People + Planet = Social + Environmental Responsibility
According to TBL theory, companies should be working simultaneously on these three bottom lines:
By focusing on these three interrelated elements, triple-bottom-line reporting can be an important tool to support a firm’s sustainability goals.
A key challenge of the TBL, according to Elkington, is the difficulty of measuring the social and environmental bottom lines. Profitability is inherently quantitative, hence offers ease of measurement. The computation of social and environmental responsibility, however, is rather subjective. For instance, how would one put a dollar value on an oil spill — or on preventing one?
It can be difficult to switch gears between priorities that are seemingly diverse, maximizing financial returns while also doing the greatest good for society. Some companies might struggle to balance deploying money and other resources, such as human capital, to all three bottom lines without favoring one at the expense of another.
There can be dire repercussions of ignoring the TBL in the name of profits; three well-known cases are the destruction of the rainforest, exploitation of labor, and damage to the ozone layer.
Consider a manufacturer whose best way to maximize profits might be to hire the least expensive labor possible and to dispose of manufacturing waste in the cheapest way possible.
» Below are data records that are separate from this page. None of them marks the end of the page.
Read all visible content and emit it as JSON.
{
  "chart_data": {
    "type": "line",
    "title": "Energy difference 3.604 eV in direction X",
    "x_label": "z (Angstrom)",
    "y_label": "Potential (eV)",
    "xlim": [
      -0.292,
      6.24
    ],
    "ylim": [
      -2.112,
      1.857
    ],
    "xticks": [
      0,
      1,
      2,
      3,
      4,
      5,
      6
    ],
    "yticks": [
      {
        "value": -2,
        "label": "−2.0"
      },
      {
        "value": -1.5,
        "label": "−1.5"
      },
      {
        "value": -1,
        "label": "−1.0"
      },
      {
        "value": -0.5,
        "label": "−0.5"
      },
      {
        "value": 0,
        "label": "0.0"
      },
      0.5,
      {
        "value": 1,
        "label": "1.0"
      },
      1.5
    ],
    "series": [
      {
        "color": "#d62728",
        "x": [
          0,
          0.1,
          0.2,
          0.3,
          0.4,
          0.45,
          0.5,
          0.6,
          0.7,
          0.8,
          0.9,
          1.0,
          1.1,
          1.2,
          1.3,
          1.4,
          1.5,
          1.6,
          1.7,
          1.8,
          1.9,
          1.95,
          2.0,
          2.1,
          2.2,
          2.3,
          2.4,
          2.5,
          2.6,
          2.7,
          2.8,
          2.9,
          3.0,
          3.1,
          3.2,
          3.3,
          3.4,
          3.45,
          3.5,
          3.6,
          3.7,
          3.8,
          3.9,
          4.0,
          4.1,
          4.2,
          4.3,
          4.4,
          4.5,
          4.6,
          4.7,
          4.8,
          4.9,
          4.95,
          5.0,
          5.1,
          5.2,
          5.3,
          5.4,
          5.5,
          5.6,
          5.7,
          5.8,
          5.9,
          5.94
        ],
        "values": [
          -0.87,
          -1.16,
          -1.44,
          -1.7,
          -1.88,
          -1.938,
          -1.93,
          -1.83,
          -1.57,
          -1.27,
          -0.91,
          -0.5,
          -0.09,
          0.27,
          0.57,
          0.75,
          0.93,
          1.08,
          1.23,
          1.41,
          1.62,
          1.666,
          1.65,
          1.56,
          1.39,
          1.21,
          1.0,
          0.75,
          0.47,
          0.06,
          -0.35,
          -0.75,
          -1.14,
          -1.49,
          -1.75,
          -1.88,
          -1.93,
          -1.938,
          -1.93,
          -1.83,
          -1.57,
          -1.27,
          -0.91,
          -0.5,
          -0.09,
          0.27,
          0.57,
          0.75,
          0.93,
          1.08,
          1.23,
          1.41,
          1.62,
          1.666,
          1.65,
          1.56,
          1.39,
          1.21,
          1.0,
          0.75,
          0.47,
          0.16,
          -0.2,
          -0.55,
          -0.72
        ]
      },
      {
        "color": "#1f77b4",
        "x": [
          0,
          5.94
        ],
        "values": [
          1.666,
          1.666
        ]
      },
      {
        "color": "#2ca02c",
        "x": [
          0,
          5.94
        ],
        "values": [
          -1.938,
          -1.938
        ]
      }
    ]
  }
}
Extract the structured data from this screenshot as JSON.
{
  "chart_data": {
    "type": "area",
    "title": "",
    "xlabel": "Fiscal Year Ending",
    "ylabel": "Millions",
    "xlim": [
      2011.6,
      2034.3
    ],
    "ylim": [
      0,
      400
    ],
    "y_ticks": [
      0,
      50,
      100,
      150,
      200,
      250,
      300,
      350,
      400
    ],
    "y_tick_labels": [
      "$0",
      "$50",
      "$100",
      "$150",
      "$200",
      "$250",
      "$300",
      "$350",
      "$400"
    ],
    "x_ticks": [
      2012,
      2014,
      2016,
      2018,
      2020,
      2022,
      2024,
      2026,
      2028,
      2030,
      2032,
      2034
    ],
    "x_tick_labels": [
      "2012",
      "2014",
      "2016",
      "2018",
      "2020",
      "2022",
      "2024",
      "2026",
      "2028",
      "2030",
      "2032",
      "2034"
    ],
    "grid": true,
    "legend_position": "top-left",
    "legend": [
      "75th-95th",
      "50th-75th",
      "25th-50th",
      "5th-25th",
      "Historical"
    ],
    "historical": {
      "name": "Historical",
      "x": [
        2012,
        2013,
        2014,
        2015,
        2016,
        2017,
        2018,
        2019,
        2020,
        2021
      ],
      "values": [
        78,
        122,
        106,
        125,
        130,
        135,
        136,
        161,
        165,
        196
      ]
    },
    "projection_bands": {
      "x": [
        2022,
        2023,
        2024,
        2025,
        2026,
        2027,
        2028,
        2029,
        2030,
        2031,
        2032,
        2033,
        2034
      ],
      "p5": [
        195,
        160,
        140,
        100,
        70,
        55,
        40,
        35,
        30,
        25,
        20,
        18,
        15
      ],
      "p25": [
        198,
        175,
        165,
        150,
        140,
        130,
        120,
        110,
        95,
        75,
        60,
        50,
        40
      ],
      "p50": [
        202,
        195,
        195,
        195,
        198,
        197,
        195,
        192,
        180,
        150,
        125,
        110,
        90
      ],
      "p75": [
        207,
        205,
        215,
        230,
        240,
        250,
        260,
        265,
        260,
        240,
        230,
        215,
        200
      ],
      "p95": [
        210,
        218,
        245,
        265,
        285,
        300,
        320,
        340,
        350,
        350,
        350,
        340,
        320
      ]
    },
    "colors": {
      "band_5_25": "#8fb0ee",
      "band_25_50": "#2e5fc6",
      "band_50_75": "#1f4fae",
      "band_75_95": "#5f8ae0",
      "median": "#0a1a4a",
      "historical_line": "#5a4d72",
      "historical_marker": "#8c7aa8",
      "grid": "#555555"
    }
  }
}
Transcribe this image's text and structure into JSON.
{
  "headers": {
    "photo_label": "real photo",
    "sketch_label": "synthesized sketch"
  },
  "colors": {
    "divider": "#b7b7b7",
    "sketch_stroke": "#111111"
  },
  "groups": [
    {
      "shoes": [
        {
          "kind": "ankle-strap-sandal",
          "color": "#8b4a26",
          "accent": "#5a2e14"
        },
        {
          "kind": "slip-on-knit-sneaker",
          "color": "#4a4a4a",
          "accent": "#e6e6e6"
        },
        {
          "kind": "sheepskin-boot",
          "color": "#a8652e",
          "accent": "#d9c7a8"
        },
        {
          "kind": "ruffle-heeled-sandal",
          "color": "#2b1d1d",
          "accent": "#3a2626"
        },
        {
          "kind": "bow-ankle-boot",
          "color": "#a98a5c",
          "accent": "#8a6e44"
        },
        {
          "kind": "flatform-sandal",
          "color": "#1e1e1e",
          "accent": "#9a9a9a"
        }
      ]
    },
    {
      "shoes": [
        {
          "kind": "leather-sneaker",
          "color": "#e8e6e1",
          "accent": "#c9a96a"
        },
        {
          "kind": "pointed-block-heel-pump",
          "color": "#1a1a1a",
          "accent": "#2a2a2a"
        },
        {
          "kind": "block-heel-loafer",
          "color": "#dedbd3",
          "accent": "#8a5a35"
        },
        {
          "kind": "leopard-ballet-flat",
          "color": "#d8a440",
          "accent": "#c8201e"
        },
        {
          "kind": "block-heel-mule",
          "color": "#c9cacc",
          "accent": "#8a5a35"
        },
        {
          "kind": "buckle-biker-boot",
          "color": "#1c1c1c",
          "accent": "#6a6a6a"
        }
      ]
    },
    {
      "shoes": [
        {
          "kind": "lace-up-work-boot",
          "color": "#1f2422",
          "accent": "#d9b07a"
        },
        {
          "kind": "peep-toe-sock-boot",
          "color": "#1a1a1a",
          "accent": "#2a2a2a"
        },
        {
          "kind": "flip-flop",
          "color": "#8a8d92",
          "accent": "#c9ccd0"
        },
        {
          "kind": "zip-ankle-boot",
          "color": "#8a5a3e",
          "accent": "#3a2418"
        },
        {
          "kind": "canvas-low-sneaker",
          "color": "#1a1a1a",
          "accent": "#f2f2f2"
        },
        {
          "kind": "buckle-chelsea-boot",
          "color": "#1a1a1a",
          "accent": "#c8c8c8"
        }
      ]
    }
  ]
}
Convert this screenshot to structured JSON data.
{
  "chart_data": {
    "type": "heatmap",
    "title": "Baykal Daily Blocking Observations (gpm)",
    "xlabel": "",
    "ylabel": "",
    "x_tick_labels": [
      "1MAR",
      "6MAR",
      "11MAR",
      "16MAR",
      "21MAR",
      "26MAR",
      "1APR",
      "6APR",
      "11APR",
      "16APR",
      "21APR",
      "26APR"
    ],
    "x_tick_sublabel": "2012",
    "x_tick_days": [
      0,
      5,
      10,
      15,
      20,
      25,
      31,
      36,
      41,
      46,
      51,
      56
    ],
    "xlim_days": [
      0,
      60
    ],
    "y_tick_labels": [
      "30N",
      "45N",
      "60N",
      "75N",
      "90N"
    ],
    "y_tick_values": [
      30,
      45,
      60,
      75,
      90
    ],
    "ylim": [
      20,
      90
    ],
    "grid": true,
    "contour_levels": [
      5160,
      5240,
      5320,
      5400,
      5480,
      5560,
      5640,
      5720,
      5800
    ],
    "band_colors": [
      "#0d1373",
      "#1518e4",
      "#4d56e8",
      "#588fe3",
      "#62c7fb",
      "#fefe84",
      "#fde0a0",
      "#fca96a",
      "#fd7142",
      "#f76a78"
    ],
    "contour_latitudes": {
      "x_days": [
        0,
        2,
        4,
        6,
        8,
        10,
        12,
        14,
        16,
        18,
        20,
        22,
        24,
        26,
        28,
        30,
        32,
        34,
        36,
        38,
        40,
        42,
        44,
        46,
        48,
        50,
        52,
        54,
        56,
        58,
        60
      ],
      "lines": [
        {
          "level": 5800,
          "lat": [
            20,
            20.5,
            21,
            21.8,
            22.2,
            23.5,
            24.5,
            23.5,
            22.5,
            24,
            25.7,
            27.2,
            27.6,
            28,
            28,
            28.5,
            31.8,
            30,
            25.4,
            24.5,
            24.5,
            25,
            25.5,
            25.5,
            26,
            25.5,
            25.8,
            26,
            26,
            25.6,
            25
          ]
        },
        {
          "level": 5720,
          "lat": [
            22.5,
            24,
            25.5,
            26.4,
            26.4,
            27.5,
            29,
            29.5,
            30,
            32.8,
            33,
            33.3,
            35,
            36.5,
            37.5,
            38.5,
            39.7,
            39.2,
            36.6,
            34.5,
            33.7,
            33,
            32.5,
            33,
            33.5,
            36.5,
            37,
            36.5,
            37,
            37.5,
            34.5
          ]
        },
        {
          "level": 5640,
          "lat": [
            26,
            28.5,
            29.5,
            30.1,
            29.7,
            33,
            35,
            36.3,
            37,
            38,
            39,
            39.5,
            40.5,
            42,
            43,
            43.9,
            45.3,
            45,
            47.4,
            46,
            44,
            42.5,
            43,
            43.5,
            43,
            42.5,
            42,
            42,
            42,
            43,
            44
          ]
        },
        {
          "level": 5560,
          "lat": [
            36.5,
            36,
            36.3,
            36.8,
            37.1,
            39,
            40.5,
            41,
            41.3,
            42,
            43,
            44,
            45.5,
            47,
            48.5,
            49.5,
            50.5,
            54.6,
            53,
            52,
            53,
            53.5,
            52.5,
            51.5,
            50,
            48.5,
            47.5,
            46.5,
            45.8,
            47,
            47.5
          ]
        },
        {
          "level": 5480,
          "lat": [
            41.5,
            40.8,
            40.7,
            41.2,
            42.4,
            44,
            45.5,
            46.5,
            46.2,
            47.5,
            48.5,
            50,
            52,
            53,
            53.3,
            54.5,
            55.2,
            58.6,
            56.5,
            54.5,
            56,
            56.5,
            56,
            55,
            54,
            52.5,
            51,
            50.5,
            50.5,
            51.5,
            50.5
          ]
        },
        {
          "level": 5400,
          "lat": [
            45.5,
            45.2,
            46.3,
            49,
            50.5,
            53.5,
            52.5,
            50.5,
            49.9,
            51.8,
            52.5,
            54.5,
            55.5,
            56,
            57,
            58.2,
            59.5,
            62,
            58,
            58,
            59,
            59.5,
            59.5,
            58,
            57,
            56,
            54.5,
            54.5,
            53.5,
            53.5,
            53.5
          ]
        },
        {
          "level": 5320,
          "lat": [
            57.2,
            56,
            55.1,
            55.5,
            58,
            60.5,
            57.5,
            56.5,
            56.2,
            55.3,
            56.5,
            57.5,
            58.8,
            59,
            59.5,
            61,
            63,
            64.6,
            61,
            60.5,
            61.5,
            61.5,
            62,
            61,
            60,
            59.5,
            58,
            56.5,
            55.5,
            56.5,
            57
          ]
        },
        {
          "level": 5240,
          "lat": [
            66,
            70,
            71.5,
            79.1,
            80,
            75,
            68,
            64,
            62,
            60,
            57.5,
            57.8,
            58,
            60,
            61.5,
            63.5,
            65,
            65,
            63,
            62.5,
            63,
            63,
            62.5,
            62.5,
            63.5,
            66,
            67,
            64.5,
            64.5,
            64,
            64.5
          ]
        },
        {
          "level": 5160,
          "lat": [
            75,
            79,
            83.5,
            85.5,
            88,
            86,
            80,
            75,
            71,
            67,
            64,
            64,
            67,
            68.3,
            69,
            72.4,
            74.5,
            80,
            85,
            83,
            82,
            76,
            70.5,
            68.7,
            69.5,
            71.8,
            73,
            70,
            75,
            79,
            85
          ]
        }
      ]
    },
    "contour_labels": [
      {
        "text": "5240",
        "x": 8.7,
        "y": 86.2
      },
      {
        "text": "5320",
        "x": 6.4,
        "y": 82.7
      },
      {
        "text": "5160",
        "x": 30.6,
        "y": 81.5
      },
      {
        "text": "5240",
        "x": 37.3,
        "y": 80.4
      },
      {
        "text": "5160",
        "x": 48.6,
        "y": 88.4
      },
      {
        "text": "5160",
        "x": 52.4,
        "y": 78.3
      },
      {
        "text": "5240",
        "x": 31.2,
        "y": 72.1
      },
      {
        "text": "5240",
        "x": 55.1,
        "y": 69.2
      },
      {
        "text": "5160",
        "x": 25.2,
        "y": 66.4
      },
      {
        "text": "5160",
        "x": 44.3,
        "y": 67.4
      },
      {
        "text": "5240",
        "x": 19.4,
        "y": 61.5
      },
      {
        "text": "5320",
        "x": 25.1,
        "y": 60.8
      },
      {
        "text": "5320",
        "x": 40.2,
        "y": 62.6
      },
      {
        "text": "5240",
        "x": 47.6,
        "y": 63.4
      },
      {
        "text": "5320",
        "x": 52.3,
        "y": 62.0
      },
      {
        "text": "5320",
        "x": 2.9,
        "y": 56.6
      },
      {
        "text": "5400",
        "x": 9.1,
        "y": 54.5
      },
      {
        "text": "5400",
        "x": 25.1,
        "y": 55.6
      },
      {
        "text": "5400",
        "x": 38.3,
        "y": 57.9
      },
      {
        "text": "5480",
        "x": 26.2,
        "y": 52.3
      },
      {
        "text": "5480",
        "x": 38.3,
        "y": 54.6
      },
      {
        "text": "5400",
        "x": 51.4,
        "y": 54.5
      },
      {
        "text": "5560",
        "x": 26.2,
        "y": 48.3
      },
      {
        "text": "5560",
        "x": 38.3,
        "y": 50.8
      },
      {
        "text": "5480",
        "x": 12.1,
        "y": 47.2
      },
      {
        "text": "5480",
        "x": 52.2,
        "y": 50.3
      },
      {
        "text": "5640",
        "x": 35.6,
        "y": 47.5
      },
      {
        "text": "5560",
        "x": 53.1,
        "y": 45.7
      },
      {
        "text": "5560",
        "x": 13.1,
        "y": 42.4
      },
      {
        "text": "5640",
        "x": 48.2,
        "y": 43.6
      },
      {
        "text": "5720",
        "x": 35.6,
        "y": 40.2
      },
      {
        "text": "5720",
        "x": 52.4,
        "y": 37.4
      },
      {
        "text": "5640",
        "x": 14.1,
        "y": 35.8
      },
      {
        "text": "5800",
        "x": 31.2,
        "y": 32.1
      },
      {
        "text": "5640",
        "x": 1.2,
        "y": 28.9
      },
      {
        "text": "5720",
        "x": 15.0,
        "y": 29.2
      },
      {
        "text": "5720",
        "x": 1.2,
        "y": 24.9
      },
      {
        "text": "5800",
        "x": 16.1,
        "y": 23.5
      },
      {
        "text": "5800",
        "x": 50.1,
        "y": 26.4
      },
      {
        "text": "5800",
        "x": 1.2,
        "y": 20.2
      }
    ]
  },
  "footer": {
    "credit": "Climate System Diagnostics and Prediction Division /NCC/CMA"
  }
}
These practices might well result in the highest possible profits for the company, but at the expense of miserable working and living conditions for laborers, and damage to the natural environment and the people who live in that environment.
While, profit margins have driven the corporate world towards creating larger imbalance, focusing on triple bottom line can bring the focus back to sustainability and perhaps attempt on seeking balance in an ever-skewed world. Even though, our reasons might differ — my son’s obsession and my sense of wonder, but we do have consensus when it comes to — Loving Lego.